I guess at some point we all have to dig deep, way down, and decide that when looked at in total, it's just not worth it. And then commit to that at a core level, replacing the default action of PMO with more positive thoughts and actions, day after day. You're not alone in your struggles, friend, trust me. Let's just try to take another step towards healing and inner peace and resilience today. This isn't easy, but we can do it, if we just keep moving forwards as best we can.
80 Days without Porn
52 Days without Masturbation
Another Good Day!
Started Working out from today.
Completed 6 days of meditation.
I am also thinking that I should post stats of my other rituals.
So, here we go:
DAY 6: MEDITATION (10 Minutes)
I agree that it feels like a major loss by not watching porn. It feels like a great sacrifice. But as you say, the cost of porn is too great to bear and somehow I have to stop associating pleasure with porn indulgence. Thanks for the encouragement and support.
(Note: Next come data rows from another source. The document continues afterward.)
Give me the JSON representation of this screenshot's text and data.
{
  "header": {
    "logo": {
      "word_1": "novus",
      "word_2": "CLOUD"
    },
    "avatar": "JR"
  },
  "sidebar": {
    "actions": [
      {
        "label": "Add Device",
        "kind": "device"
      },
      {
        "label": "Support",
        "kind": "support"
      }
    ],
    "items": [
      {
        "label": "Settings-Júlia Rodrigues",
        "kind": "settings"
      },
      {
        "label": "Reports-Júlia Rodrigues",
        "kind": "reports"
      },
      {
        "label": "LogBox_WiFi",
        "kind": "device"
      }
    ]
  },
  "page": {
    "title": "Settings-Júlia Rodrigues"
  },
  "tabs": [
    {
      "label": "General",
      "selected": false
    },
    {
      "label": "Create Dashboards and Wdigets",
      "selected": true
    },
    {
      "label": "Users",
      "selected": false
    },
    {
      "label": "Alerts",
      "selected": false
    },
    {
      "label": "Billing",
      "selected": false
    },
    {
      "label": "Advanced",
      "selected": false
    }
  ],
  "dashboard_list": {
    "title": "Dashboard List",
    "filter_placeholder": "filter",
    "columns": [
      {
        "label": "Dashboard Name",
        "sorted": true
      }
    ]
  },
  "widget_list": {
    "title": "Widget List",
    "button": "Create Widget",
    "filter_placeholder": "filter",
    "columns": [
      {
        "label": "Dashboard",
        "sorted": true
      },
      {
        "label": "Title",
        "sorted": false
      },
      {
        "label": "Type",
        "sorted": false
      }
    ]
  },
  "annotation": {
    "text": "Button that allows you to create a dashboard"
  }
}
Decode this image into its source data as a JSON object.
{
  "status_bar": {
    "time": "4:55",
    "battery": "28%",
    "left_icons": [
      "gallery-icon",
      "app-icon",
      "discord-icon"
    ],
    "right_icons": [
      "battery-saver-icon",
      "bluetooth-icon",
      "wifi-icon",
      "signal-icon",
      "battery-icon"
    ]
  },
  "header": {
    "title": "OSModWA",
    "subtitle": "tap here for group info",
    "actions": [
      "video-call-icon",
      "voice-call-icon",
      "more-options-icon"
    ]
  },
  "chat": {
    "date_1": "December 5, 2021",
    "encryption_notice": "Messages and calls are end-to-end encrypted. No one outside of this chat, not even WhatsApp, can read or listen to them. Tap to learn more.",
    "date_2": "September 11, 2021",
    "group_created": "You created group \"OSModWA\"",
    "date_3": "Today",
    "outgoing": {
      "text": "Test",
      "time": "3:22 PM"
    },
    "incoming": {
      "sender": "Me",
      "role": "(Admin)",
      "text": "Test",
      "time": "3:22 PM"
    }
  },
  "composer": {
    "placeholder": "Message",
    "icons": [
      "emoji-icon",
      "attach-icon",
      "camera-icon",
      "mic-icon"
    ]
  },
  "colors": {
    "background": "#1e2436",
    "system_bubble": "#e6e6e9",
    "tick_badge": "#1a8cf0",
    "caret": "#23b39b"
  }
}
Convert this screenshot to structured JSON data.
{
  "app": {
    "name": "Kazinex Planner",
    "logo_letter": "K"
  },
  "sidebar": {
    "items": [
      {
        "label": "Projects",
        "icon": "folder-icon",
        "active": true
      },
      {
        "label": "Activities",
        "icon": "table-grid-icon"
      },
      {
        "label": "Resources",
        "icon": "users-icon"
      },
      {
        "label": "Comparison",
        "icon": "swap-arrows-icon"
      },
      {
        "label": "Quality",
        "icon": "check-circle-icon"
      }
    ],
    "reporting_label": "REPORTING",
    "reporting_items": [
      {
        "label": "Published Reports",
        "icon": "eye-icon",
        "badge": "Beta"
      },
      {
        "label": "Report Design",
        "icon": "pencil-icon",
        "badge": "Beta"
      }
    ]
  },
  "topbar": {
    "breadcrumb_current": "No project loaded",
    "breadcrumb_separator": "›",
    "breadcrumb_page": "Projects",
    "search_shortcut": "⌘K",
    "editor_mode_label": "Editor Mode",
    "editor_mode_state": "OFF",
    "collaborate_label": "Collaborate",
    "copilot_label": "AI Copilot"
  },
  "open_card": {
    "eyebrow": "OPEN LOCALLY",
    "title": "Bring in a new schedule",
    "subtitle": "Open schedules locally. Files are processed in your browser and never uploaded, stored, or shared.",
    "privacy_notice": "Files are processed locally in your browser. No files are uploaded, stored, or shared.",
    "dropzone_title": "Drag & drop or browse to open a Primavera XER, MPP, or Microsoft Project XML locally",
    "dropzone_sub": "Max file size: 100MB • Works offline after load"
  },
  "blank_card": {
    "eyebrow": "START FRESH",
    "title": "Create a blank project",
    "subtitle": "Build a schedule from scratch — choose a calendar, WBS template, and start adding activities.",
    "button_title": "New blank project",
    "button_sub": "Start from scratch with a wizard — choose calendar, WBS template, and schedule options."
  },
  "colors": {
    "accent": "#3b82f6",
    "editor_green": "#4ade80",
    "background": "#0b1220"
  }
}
It was a tough battle yesterday against the urges but I won. I am in control I said. One day down! I am not giving in or giving up. I will battle until I win. In my anger, I finished reading the rest of the Now Habit book in one sitting. I also ran
7.6 km in 1 hour and 11 mins. I am so pissed off. I will need to continue to transmute this anger to something meaningful.
Day 14 Cold showers
Day 14 Exercise: Light training including back stretching exercises and ab exercises
Day 12 Meditation: Mindfulness Meditation 5 mins; 6 Phase Meditation 10 mins
Day 9 Reading: The Now Habit Completed; Cultivating Male Sexual Energy page 52 of 328
Failed to get as much done as I would have liked, yesterday. Pushing forward on today.